For years, the University has offered hybrid graduate programs, which divide learning between online and in-classroom, in fields from dance to special education. But it selected two flagship hybrid programs last week – an executive masters of health services administration and a graduate certificate in LGBT health – to give $65,000 in special financial and training support.

“There’s good reason to think that we can do things in hybrid formats better than we could do [with] all online and all on campus,” Denis Cioffi, director of the Teaching & Learning Collaborative, the “center for teaching excellence” that selected the programs, said. “Especially if you look at the way these two programs are set up. They’re getting access to other faculty that we might not normally have access to.”

Like all programs that are mostly online, the hybrid format provides a “practical benefit” for GW, Cioffi said. The University can grow its base of tuition dollars without taking up space or adding to the city-regulated enrollment cap, part of the 2007 Campus Plan that limits the number of students who can enroll on the Foggy Bottom Campus.

Cioffi said that while the TLC has “a long-term plan for increasing programs and seeing, in the end, net [revenue] gain,” it does not have a fixed financial goal, instead focusing on ensuring the programs are educationally sound.

“We did create a detailed model that told us it makes financial sense (as well as educational sense) to go ahead with hybrid programs. Once that decision was made, my focus changed to the educational aspect of the programs,” he said in an email, adding that he would continue to revisit the program’s financial impact once the program starts and attracts students.

A Pew Research Center report on the future of higher education this month showed that 60 percent of experts expect groundbreaking shifts at universities over the next 10 years, like increased reliance on hybrid courses.

Only four programs applied for conversion to hybrids, but Cioffi said he remains optimistic about the prospects of hybrid growth at GW.

Both programs will launch by next fall.

Leonard Friedman, the professor spearheading the health services administration hybrid program, said the program aimed to meet the healthcare industry’s tremendous need for individuals trained in top hospital positions.

While the industry employs about 300,000 people in these types of administrative roles, he said, only about two thirds have been educated for them.

Stephen Forssell, a part-time professor of psychology and head of the LGBT health program, said the graduate certificate would teach students about the physical and mental health needs of gay and lesbian patients, like information aobut HIV/AIDS, and would also touch on public policy issues, like helping partners earn hospital visitation rights.

“The healthcare system was not designed for gay people,” because of stigma and different health needs, Forssell said.

Forssell said a hybrid design suited the program’s “target market” of working professionals.
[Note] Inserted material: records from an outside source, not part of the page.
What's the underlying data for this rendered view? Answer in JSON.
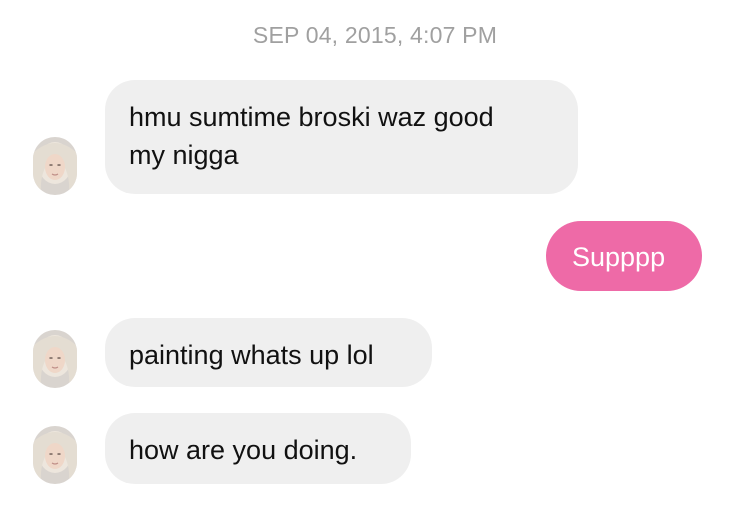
{
  "timestamp": "SEP 04, 2015, 4:07 PM",
  "messages": [
    {
      "from": "them",
      "line1": "hmu sumtime broski waz good",
      "line2": "my nigga"
    },
    {
      "from": "me",
      "text": "Supppp"
    },
    {
      "from": "them",
      "text": "painting whats up lol"
    },
    {
      "from": "them",
      "text": "how are you doing."
    }
  ],
  "colors": {
    "incoming_bubble": "#efefef",
    "outgoing_bubble": "#ee6aa7",
    "timestamp_text": "#a0a0a0"
  },
  "icons": {
    "avatar": "contact-avatar"
  }
}
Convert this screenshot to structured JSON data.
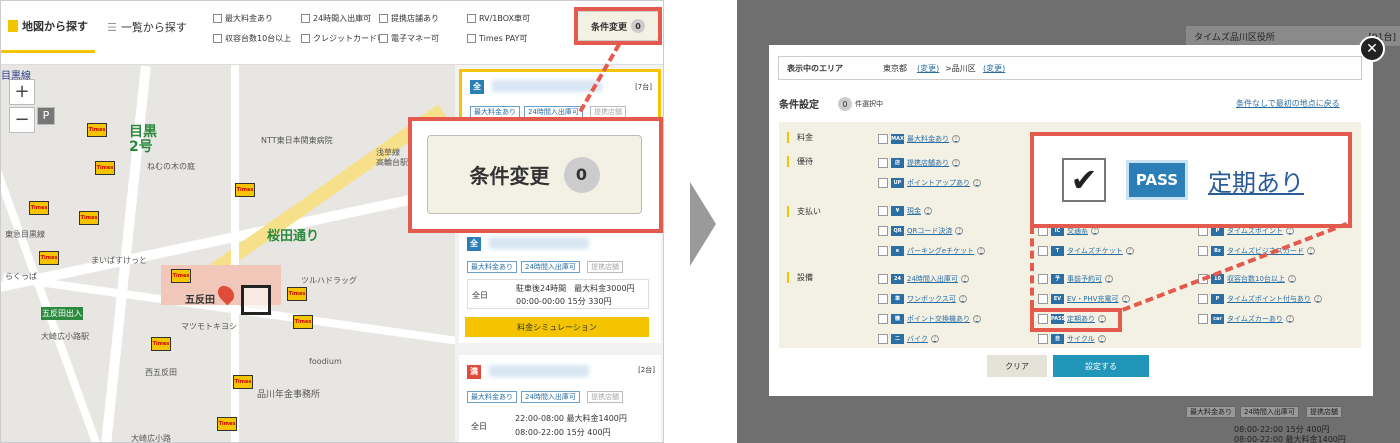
{
  "left": {
    "tabs": {
      "map": "地図から探す",
      "list": "一覧から探す"
    },
    "filters": [
      "最大料金あり",
      "24時間入出庫可",
      "提携店舗あり",
      "RV/1BOX車可",
      "収容台数10台以上",
      "クレジットカード可",
      "電子マネー可",
      "Times PAY可"
    ],
    "cond_button": {
      "label": "条件変更",
      "count": "0"
    },
    "zoom": {
      "plus": "+",
      "minus": "−",
      "parking": "P"
    },
    "map_labels": [
      "目黒線",
      "NTT東日本関東病院",
      "ねむの木の庭",
      "浅草線",
      "高輪台駅",
      "東急目黒線",
      "桜田通り",
      "五反田",
      "五反田出入",
      "大崎広小路駅",
      "品川年金事務所",
      "foodium",
      "西五反田",
      "ツルハドラッグ",
      "大崎広小路",
      "まいばすけっと",
      "らくっぱ",
      "マツモトキヨシ"
    ],
    "road_number": "目黒2号",
    "marker_text": "Times",
    "cards": [
      {
        "pin": "全",
        "count": "[7台]",
        "tags": [
          "最大料金あり",
          "24時間入出庫可",
          "提携店舗"
        ]
      },
      {
        "pin": "全",
        "tags": [
          "最大料金あり",
          "24時間入出庫可",
          "提携店舗"
        ],
        "row_label": "全日",
        "price1": "駐車後24時間　最大料金3000円",
        "price2": "00:00-00:00 15分 330円",
        "sim_button": "料金シミュレーション"
      },
      {
        "pin": "満",
        "count": "[2台]",
        "tags": [
          "最大料金あり",
          "24時間入出庫可",
          "提携店舗"
        ],
        "row_label": "全日",
        "price1": "22:00-08:00 最大料金1400円",
        "price2": "08:00-22:00 15分 400円"
      }
    ],
    "zoom_callout": {
      "label": "条件変更",
      "count": "0"
    }
  },
  "right": {
    "close": "✕",
    "area": {
      "label": "表示中のエリア",
      "pref": "東京都",
      "change1": "(変更)",
      "city": ">品川区",
      "change2": "(変更)"
    },
    "cond_title": "条件設定",
    "selected_count": "0",
    "selected_suffix": "件選択中",
    "back_link": "条件なしで最初の地点に戻る",
    "categories": [
      "料金",
      "優待",
      "支払い",
      "設備"
    ],
    "options": {
      "fee": [
        "最大料金あり"
      ],
      "benefit": [
        "提携店舗あり",
        "ポイントアップあり"
      ],
      "payment_col1": [
        "現金",
        "QRコード決済",
        "パーキングeチケット"
      ],
      "payment_col2": [
        "交通系",
        "タイムズチケット"
      ],
      "payment_col3": [
        "タイムズポイント",
        "タイムズビジネスカード"
      ],
      "equipment_col1": [
        "24時間入出庫可",
        "ワンボックス可",
        "ポイント交換機あり",
        "バイク"
      ],
      "equipment_col2": [
        "事前予約可",
        "EV・PHV充電可",
        "定期あり",
        "サイクル"
      ],
      "equipment_col3": [
        "収容台数10台以上",
        "タイムズポイント付与あり",
        "タイムズカーあり"
      ]
    },
    "buttons": {
      "clear": "クリア",
      "set": "設定する"
    },
    "callout": {
      "check": "✔",
      "pass": "PASS",
      "label": "定期あり"
    },
    "bg_header": "タイムズ品川区役所",
    "bg_count": "[91台]",
    "bg_tags": [
      "最大料金あり",
      "24時間入出庫可",
      "提携店舗"
    ],
    "bg_price1": "08:00-22:00 15分 400円",
    "bg_price2": "08:00-22:00 最大料金1400円"
  },
  "colors": {
    "accent": "#f4c400",
    "highlight": "#e45a4c",
    "link": "#2b6ea3",
    "button": "#2196b8"
  },
  "icons": [
    "map-icon",
    "list-icon",
    "close-icon",
    "check-icon",
    "pass-icon",
    "help-icon"
  ]
}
The program requires just two weeks of in-classroom work in the District.

Cioffi similarly said the hybrid scheme would permit non-GW faculty to be a part of the programs.

While Forssell said the hybrid format likely will allow his program to lower tuition costs for students, Friedman said his would probably stay the same because faculty salaries would still produce high costs.

“The cost of our executive MHSA is comparable to similar programs across the country,” Friedman said.

The hybrid format is mostly used by executive level or graduate programs, seeing varying levels of interest.

Assistant professor Carl Leonard said the master of professional studies and graduate certificate in law firm management program he runs has seen “good, but not great” demand since it started three years ago in the College of Professional Studies.

He attributed the static enrollments – about 11 to 18 per class – to a lack of precedent for law firms to send employees back to school.